You’re thinking Web of Trust type public key architecture like PGP/GPG tend to use. That’s a good model among people who know each other well and trust each other (as well as trust each other’s ability to verify keys properly), but it doesn’t scale all that well. It also requires users to do much more work to distribute and verify keys.
iMessage uses a certificate authority model. You delegate all trust to the third party authority (Apple in this case) who you trust to do the work of verifying that keys belong to whom they claim to. Instead of restricting your keys to a list of trusted friends you’ve manually verified, you trust that any key which Apple has signed and provided to you (and hasn’t revoked) was originally provided to Apple by someone who had the user’s iCloud password. It’s a big step up in terms of usability since you don’t need to do the key exchange dance with every person you want to iMessage, but there are significant trade-offs in terms of security.
On the whole (and LEO meddling notwithstanding), Apple’s system does a reasonable job in its role as a CA. You need a user’s iCloud password to provide new keys to the system. As an unfortunate number of famous people recently discovered, relying on password authentication has some limitations, but it’s the best option widely available right now. In any case, the security is reasonably in the user’s hands (again, ignoring LEO for the moment) — you can choose to use long, complex passwords, and Apple will do the RightThing(tm) with them.

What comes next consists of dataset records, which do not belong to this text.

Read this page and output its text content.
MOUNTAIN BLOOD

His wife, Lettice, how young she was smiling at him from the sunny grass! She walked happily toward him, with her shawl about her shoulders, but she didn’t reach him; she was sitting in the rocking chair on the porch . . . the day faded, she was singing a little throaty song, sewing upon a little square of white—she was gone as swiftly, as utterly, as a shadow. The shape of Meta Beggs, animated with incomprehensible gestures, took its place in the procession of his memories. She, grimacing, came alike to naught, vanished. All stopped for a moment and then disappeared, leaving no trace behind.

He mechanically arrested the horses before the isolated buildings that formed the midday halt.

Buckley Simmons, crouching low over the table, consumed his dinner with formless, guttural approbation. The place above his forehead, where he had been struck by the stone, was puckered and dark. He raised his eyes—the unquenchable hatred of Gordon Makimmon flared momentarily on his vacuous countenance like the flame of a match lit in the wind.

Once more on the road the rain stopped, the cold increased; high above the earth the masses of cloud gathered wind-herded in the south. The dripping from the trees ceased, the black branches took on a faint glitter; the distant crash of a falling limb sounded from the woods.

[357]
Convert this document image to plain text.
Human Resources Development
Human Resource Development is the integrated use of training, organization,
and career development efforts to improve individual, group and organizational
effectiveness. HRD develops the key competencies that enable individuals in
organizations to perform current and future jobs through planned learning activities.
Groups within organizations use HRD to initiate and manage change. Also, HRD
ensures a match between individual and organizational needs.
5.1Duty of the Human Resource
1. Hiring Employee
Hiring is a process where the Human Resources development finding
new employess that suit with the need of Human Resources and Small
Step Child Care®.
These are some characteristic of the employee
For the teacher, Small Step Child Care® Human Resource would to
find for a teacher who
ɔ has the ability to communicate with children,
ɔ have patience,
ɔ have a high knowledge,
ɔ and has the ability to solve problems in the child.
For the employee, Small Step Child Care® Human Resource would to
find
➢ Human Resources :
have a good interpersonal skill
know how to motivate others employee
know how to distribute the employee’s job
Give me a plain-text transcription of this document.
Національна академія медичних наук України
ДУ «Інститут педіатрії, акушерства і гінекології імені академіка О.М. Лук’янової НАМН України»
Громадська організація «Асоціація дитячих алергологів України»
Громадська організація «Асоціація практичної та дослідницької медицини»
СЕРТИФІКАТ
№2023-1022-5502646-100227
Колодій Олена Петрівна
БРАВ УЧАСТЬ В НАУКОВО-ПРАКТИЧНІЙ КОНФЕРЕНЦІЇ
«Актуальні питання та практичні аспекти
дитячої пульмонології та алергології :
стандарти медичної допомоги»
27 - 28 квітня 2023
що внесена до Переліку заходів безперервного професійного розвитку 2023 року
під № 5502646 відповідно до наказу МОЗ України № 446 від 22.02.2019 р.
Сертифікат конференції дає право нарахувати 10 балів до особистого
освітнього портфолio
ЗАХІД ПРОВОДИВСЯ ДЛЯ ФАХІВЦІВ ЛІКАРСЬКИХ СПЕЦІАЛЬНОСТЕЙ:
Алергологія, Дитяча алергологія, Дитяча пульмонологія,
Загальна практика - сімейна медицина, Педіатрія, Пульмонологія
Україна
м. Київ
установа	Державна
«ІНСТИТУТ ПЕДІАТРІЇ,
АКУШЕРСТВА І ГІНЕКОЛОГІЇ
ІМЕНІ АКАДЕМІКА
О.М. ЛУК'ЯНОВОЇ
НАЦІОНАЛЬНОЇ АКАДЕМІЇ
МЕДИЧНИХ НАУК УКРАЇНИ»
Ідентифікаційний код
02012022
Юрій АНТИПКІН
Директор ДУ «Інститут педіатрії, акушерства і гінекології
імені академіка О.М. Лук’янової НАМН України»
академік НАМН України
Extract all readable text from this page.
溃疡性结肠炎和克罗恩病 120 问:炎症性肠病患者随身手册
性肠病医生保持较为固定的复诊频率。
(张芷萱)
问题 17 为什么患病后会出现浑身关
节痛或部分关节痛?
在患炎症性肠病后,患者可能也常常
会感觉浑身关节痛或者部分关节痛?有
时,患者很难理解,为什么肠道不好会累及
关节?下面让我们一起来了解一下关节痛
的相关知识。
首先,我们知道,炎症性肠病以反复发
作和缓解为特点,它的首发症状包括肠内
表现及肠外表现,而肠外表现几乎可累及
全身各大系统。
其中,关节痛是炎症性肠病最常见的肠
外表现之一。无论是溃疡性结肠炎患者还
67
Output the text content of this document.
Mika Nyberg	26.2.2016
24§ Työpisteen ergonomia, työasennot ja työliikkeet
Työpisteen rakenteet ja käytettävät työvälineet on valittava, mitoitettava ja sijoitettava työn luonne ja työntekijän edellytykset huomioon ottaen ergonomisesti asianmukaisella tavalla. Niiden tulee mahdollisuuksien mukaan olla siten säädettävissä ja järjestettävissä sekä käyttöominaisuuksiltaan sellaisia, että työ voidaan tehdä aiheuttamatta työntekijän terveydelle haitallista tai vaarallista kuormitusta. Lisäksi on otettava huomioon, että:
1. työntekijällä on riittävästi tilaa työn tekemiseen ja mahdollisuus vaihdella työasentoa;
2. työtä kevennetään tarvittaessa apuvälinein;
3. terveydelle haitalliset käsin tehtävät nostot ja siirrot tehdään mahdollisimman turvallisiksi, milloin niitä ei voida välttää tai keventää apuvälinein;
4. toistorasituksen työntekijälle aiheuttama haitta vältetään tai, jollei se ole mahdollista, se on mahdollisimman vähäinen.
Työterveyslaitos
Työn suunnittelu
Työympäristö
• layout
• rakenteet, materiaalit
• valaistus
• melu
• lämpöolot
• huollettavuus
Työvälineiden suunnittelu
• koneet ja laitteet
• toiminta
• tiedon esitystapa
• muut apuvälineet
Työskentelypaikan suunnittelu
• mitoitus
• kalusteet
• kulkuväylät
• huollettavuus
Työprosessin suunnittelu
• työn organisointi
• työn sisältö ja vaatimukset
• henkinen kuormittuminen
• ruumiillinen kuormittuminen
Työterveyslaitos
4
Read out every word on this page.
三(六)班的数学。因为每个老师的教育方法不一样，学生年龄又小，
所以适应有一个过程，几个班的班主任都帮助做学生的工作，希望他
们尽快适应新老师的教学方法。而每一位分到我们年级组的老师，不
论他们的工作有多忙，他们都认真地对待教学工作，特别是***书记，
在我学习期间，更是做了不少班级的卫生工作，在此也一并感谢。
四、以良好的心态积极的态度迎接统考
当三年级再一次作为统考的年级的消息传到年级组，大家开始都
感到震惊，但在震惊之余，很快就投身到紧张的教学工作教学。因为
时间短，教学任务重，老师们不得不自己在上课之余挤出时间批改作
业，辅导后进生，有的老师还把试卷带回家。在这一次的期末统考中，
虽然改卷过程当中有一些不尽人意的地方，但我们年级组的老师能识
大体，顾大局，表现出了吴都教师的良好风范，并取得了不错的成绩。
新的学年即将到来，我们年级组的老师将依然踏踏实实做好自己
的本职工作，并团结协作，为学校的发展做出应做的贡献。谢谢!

The vulnerability in relying on a certificate authority is that they are much more susceptible to coercion by other parties (IE law enforcement). In a Web of Trust model, someone would need to directly compel someone you trust to either turn over their private keys or furnish you with compromised keys that they claim to be safe to use. That must be done on a per-user basis, so requires much more work for LEO to surveil any large number of users. On the other hand, Web of Trust is more susceptible to non-LEO blackmail scenarios. To coin a movie plot, “Here’s a photo of your daughter’s school. Provide this key to all of your trusted confidantes if you want her to get home safe.”
With a certificate authority system, the CA likely has less skin in the game in terms of the security *your* particular messages, and also has significant legal exposure in terms of assets and criminal sanctions. There’s also no possible claim of 5th Amendment protection. The CA can be compelled to produce vulnerable certificates that will appear to come from the surveillance target. They can (technically) do this for a single user or provide the root signing keys allowing LEO to directly produce such certificates without additional involvement from Apple. They can also be legally gagged to prevent them from disclosing this has happened.
The strength in the iMessage implementation is that each iMessage client should be furnished with a complete list of the recipient’s keys and that Apple can’t decrypt messages with the key material it should normally have. That falls apart when Apple is compelled to generate MitM keys for LEO, but there are technical avenues available for detecting that in most cases (unanticipated key change). Those checks essentially degrade back to a Web of Trust model where users must manually authenticate keys with the owner. Most users aren’t savvy enough to perform these checks, and the iMessage infrastructure on iOS devices makes it impossible to do this in-situ without jailbreaking the device. It should be possible to write something that would impersonate an iMessage client and perform the check, but of course if Apple detected the impersonated client, they could provide a different set of certs to that client, defeating the ability to check them.
All told, iMessage is much better than other options available. By design, Apple cannot decrypt messages at rest on their servers. They can be compelled legally to take steps to enable that decryption for new messages, but there is no mechanism for them to decrypt messages already transmitted nor to perform wide-scale interception in an undetectable fashion. The encryption is enabled for ALL users by default, which makes dragnet blanket surveillance impossible for iMessage. That’s a BIG win to me. By contrast, email or SMS are both almost certainly captured 100% by NSA at this point and mined for anything interesting.
Now, that’s not to say that Apple hasn’t been compelled to MitM the thing from the start. The one protection here is that you can compare the keys that Apple sends to you with those stored on the sender’s iDevice. The post I linked to above has taken steps to implement that. Unless iOS is actively backdoored to send off the iMessage private keys (possible, but not seen in the wild at this point), then any attempt to read iMessages in transit would require an MitM’d key that would be verifiably different than the public key on the sender’s device.
There isn’t anything we’ve previously seen that NSA/FBI could use to legally (as opposed to spookily) compel Tim Cook to LIE in asserting that Apple can’t decrypt messages at this time. They could compel him not to admit that Apple *could* decrypt them, but not force him to say that they can’t. It’s a subtle distinction, but there’s normal-legal precedent for gagging someone from saying something, but it would take extra-legal activity to force someone to actively say something that they didn’t want to. Courts can force you to shut up, but they can’t force you to lie for them. Honestly, I think all bets are off in the USSA right now in that regard, but if Apple were being forced to lie and say that iCloud is secure, it would be a new low for us.
iMessage is a good background-level security stance. If you really need to communicate privately with another individual, GPG & Web of Trust is still the most secure option.